Annaffiate solo se necessario. Non devono esserci ristagni d’acqua ma il terreno non deve mai rimanere secco per troppo tempo.
Evivate sbalzi di temperatura aprendo finestre o facendo riscontro oppure mettendo la serra all’aria aperta.
I peperoncini ODIANO gli sbalzi di temperatura: ne inibiscono la crescita.
Controllate l’altezza delle lampade. Non devono mai venire a contatto con le piante e ogni tanto dovrete alzarle leggermente.

11. Temperare

Le vostre piantine cresceranno forti, rigogliose e piene di vita … ma non dimenticate che state trattando piante che provengono da paesi molto caldi e con climi molto diversi dal nostro italiano.

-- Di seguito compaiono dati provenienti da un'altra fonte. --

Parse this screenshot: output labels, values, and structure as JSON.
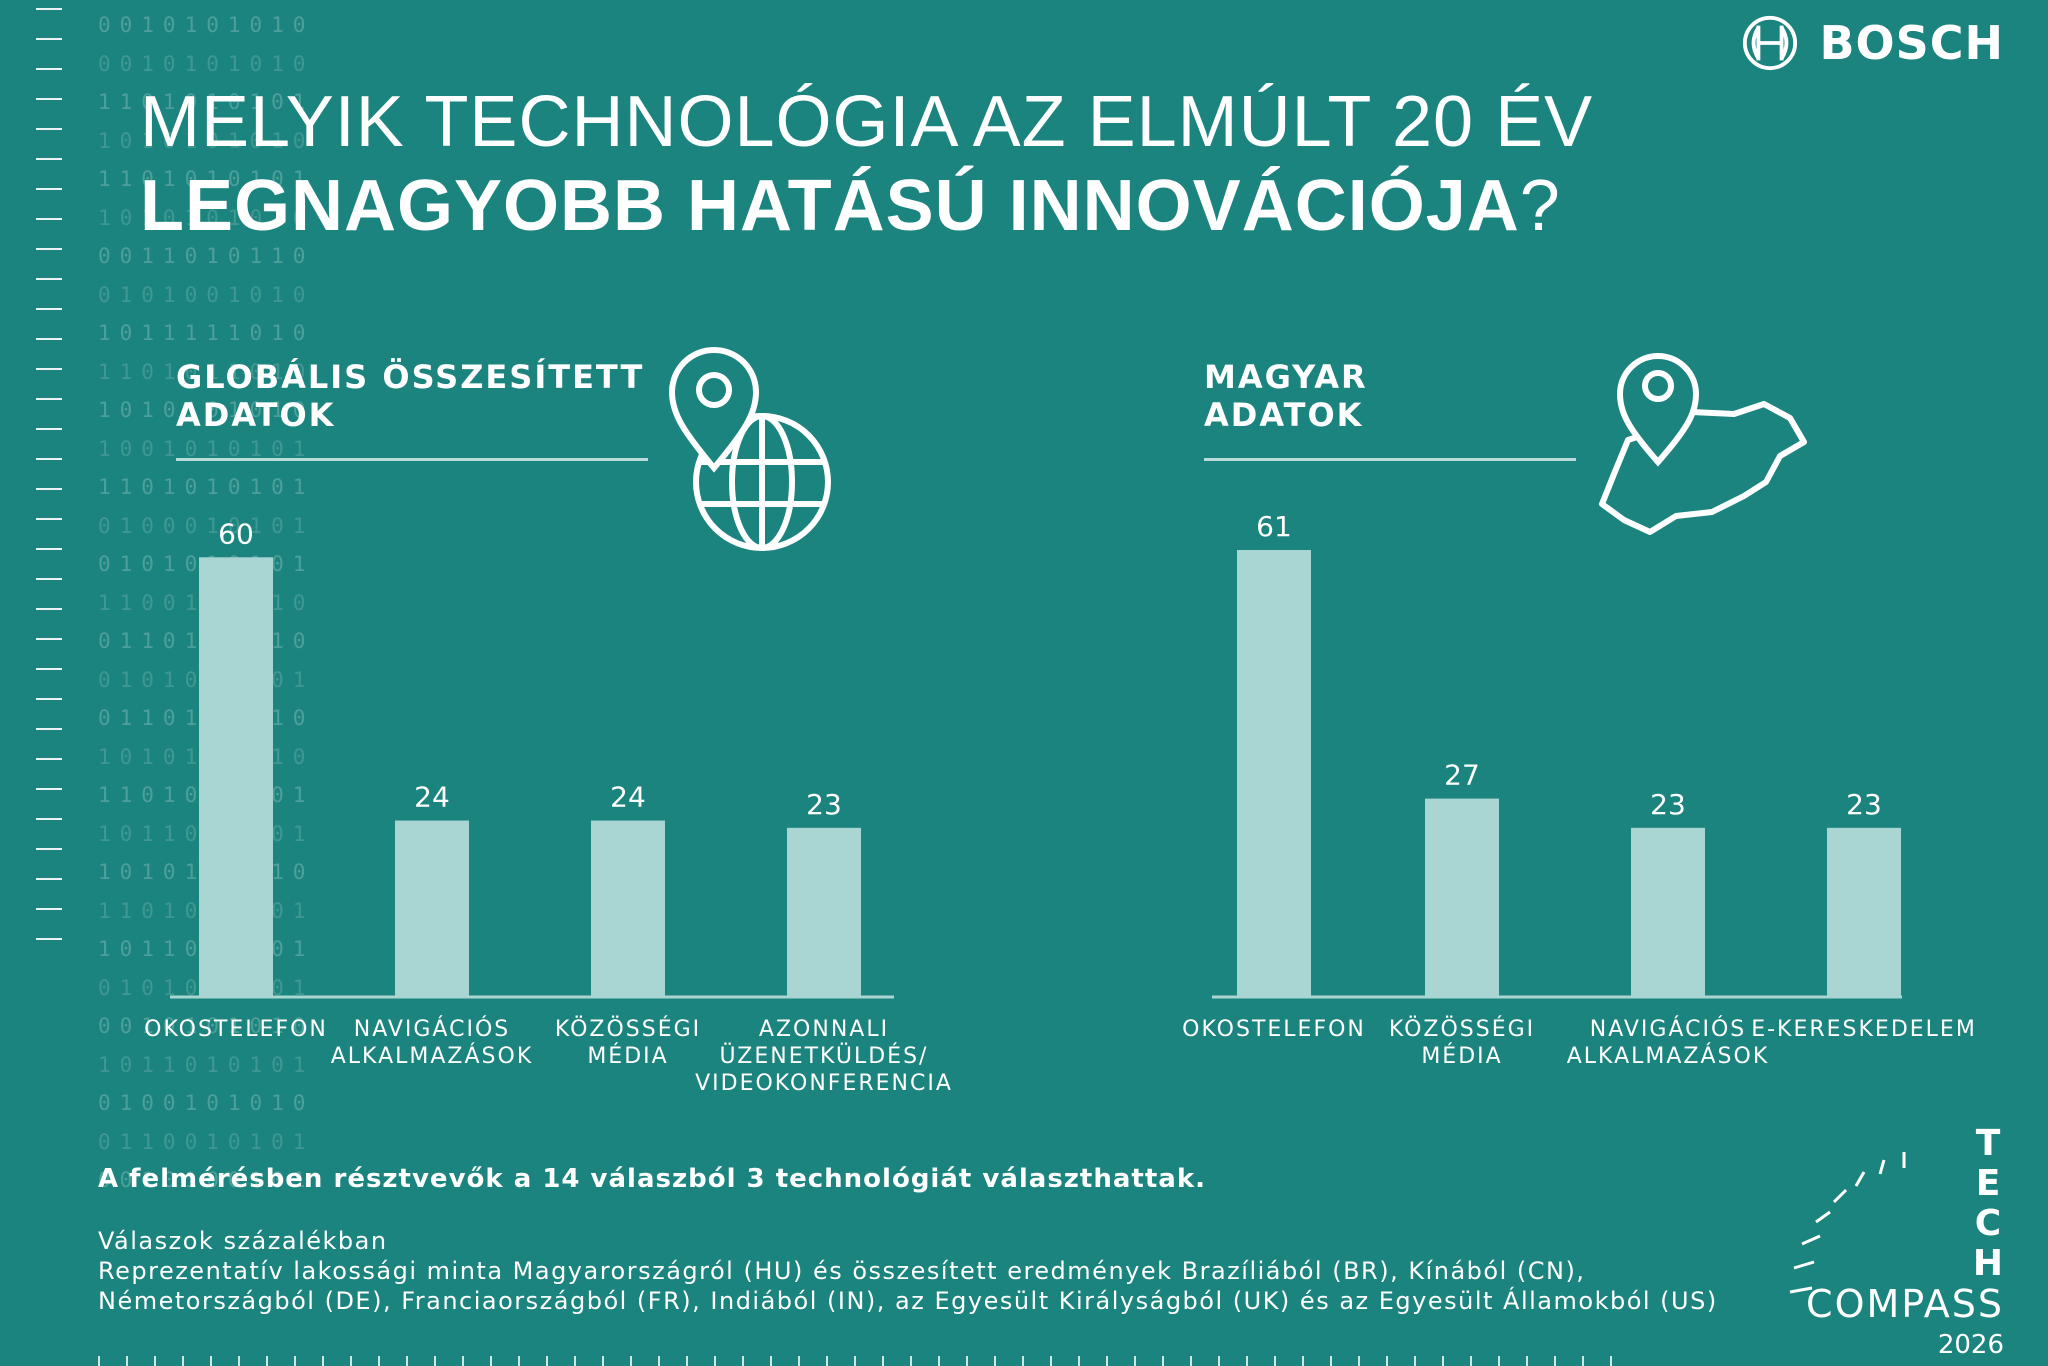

Lo scorso anno ho trapiantato nell’orto a fine maggio. Verso metà mese ho inziato l’acclimatamento secondo il seguente schema:
1° giorno / penombra
1 h all’aperto dalle 12 alle 13
2° giorno / penombra
2 h all’aperto dalle 12 alle 14
3° giorno / penombra
3 h all’aperto dalle 12 alle 15.
4° giorno / penombra
6 h all’aperto dalle 10 alle 16
5° giorno / penombra poi sole
8 h all’aperto dalle 9 alle 17
6° giorno / sole
11 h all’aperto dalle 9 alle 20
7° giorno / sole
12 h all’aperto dalle 9 alle 21
I giorni successivi li ho lasciati fuori anche la notte per un’altra settimana fino al trapianto in terra.
Se non avete un orto, va benissimo anche la coltivazione in vaso. Procuratevi dei vasi di almeno 20 cm di diametro e trasferite le piantine appena possibile.